Microsoft imagined it was making an act of kindness for its customers by including a programming language to Microsoft Word. From the viewpoint of customer service, this was an excellent thought, since it would permit users the automation and programming in their documents. For instance, upon opening a document, it might be programmed to solicit information from the user that have to be filled in every document, such as phone numbers or insurance policy numbers.

Microsoft did not anticipate this programming language ever being employed for turning Word documents into viruses; however that is precisely what occurred.

The first Macro Virus was dubbed the Concept virus. It was created in 1995 just to demonstrate that it was likely to design a virus in the Macro language of Word. As soon as this was confirmed, however the idea became functional. Until 2004, almost 75% of the entire viruses were macro viruses.

At what time Word runs a document, it opens a standard macros series. At what time the system is corrupted, these standard macros have been substituted, in order that while every prospect documents are opened, their macros are also corrupted. Each document of Word handled by this PC has a copy of the virus, and will corrupt every additional system that runs it.

Probably the most legendary macro virus until today was Melissa.
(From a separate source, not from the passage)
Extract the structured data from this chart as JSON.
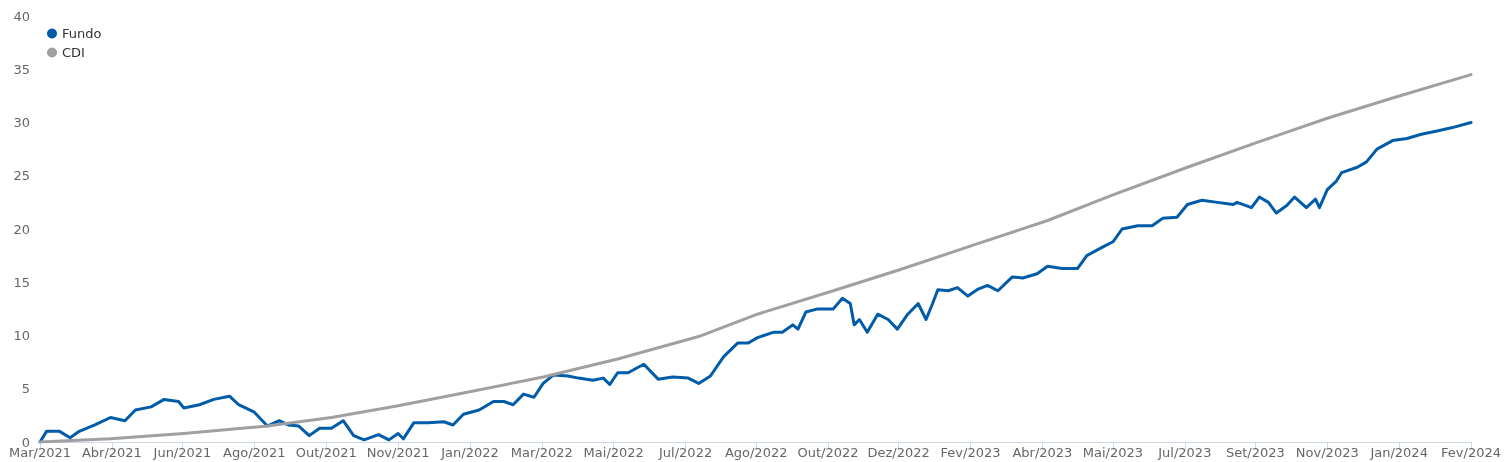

Virus programmer David L. Smith dubbed the code thinking of a known lap dancer, and let it out in late March, 1999. The virus mailed a file dubbed “List.doc” which allegedly contained passwords for 80 adult websites. Anybody who opened the document would obtain the passwords and a gratis duplicate of the Melissa macro virus.

Melissa would after that collect the primary 50 entries in the address book, and send emails by itself to each and every one of them. Melissa had corrupted so numerous systems that until the 26th of March, that it was interrupting mail servers with every one of the corrupted messages wandering all over the Internet.